A man's man is a man of solid character and diversity. He can sit, have an intellectual conversation, and then split wood with a maul. He is well-read and educated (formally or self-educated) but can change his oil and rotate his tires. He is a peaceful and kind man. But, if you push and attack him he can be extremely dangerous. He would prefer to talk to you instead of fighting you. But, if you bring the fight to him, he will leave you where you attacked him.
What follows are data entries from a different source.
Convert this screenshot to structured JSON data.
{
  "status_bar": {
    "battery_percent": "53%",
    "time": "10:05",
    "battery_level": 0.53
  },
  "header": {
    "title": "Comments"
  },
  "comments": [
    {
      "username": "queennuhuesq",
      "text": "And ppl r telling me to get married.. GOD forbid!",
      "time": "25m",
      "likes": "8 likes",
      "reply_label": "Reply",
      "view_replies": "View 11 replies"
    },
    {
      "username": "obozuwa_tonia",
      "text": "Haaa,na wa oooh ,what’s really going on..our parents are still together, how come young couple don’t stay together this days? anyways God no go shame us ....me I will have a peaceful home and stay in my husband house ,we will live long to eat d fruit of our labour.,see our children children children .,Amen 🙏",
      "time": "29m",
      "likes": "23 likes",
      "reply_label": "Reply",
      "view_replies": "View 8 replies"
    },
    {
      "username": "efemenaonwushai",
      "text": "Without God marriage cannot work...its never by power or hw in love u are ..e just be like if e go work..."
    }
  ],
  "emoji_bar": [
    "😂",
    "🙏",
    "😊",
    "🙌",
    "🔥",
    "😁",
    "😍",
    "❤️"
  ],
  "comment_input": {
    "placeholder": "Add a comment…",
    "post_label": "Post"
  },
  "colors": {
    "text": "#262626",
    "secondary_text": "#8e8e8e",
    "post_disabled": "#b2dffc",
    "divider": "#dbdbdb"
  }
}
Then, he will eat a steak and never think about it again. He is a good husband, father, son, and friend. He is humble and not arrogant. He is a giver and will never take. He is the president of himself and his family. He takes charge of his and his family's life and accepts full responsibility. A man’s man can be affected by trauma, he can seek help, but that doesn't make him less of a man. It makes him more of a man in my opinion. Let’s stop this war on men and masculinity. Our world, our nation, and our families need them.